また輪島市の隣の珠洲市では、地元、金沢大学の先生方と学生が、復興計画作成にも参加していて、以前に開催していた『能登芸術祭』の再興プランも練っています。参加してこられた方々は、『今、何を以て、能登半島を復興させて行くか』を、被災者と共に考え、活動しています。
能登半島は幸いな事に、漁場に恵まれており、たくさんの船着き場が有ります。私は、輪島の千枚田の様に、単なるお米の収穫だけで無く、観光と、体験を取り入れた、観光客参加型漁業などを組み入れた、再生プランを考えてはどうかと思いました。

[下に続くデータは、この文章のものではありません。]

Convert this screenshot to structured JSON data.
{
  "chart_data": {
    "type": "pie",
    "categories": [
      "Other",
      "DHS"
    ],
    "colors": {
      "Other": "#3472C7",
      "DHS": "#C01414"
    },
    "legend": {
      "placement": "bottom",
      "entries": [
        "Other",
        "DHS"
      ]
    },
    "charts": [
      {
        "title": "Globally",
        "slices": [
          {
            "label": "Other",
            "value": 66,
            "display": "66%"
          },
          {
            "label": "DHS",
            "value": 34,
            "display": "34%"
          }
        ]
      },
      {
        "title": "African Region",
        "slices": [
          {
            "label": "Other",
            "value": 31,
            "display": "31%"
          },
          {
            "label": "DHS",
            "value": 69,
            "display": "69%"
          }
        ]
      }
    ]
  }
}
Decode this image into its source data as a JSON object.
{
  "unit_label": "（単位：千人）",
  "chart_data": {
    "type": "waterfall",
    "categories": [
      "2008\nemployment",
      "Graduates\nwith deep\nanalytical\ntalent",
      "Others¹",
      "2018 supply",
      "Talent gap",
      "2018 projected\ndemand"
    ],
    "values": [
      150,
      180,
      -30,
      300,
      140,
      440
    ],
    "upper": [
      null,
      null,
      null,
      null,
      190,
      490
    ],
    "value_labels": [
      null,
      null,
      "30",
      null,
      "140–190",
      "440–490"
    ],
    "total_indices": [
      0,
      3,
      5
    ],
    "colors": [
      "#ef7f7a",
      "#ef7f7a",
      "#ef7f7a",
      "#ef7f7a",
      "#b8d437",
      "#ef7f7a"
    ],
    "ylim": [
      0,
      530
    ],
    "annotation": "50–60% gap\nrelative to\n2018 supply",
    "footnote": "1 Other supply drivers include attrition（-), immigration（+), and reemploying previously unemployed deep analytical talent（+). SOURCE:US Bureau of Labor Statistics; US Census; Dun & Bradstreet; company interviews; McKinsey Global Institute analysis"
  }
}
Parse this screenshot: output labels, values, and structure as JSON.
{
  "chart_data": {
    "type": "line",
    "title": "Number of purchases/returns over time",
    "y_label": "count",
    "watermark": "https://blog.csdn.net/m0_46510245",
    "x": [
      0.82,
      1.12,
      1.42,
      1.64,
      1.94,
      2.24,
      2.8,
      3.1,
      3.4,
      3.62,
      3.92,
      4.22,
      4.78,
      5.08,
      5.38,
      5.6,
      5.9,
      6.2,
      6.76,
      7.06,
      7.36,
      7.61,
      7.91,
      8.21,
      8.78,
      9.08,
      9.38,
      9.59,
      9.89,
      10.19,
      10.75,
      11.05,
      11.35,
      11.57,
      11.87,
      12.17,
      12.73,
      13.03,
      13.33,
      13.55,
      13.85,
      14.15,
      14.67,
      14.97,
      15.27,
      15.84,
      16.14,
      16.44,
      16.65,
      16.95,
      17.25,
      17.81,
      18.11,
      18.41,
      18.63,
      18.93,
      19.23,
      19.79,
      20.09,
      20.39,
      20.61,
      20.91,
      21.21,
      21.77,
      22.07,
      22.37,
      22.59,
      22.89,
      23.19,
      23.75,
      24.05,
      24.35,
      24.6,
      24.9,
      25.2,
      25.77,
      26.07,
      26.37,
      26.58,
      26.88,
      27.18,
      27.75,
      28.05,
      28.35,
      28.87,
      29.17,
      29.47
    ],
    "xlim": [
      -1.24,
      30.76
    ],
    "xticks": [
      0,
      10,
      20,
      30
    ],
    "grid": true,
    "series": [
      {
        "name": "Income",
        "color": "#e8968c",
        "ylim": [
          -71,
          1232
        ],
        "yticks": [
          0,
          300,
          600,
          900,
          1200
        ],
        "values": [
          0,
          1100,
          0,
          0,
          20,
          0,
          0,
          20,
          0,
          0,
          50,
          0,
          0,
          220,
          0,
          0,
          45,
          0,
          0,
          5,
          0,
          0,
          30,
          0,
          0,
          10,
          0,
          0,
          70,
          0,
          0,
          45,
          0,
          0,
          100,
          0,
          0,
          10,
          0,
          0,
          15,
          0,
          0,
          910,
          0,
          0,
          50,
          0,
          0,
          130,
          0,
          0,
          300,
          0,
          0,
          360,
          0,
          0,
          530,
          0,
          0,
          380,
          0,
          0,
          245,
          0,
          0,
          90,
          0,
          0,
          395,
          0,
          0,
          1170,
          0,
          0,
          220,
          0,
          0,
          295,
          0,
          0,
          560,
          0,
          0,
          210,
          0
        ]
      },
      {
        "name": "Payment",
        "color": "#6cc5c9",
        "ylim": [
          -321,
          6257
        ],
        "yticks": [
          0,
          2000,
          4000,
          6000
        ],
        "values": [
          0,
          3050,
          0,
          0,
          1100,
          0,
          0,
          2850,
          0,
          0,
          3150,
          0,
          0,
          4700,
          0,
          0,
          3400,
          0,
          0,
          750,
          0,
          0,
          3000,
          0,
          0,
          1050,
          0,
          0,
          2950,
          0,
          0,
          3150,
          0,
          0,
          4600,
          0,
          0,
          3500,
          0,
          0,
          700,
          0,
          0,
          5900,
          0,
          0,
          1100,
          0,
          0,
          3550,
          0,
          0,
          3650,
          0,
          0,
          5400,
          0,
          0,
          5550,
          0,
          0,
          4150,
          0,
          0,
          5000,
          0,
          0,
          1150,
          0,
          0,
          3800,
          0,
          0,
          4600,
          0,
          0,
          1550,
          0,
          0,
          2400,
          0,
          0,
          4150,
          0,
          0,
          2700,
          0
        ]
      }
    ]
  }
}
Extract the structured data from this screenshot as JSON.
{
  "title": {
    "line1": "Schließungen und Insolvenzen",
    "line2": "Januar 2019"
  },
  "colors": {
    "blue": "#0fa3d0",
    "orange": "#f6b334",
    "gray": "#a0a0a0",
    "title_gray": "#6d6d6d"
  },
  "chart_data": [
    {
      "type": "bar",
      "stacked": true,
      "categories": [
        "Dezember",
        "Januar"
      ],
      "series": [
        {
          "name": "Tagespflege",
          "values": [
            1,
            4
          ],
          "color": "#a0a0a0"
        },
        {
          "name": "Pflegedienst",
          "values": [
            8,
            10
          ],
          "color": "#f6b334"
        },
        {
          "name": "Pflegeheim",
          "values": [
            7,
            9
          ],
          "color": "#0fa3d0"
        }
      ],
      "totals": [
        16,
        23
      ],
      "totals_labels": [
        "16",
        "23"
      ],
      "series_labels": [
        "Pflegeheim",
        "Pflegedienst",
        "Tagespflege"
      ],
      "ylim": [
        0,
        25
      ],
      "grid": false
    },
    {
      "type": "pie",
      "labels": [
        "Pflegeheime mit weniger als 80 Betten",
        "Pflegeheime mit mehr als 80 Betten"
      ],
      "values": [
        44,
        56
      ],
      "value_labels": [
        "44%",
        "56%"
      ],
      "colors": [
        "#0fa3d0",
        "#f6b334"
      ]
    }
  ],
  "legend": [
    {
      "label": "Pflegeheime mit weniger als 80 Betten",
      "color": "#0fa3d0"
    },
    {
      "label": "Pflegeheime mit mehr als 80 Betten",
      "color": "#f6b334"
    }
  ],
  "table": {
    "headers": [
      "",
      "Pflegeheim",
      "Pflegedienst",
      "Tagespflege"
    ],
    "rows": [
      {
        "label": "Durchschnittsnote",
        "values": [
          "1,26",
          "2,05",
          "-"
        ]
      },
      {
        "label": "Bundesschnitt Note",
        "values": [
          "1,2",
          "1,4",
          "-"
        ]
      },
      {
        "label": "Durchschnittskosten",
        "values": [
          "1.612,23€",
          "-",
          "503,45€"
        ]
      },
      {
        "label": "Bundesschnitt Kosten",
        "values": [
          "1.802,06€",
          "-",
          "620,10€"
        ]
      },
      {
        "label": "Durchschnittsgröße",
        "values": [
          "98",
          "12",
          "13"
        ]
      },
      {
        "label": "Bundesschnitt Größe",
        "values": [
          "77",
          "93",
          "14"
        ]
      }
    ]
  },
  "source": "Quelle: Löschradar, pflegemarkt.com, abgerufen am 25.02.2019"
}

復興支援の活動は、まだまだ足りていません。計画を立て継続させる事が大切です。何をもって、生まれ育った『能登』を再興、発展させていくか?私は、中心は『海』だ、と思いました。能登半島は外海有り、内海有り、小島や岩場も多く、千里浜の様な車が走れる海岸もあります。また能登は、昔から『お祭り』が盛んなところです。お祭りのお仮屋は、神様に感謝を込めて海辺に造ります。どの町でも、お祭りを大切にしていて、街を出ていく若者は、お祭りには帰る事を、親や地域と約束しています。
先端の珠洲市は、10年間の復興計画の中に、『奥能登国際芸術祭の復活』や奥能登の4市5町で、『トキ』の放鳥にも計画しています。
能登の復興はこれからです。
2度の大きな災害に負けず、『知恵と力』を借りながら、復興していく能登を応援してください。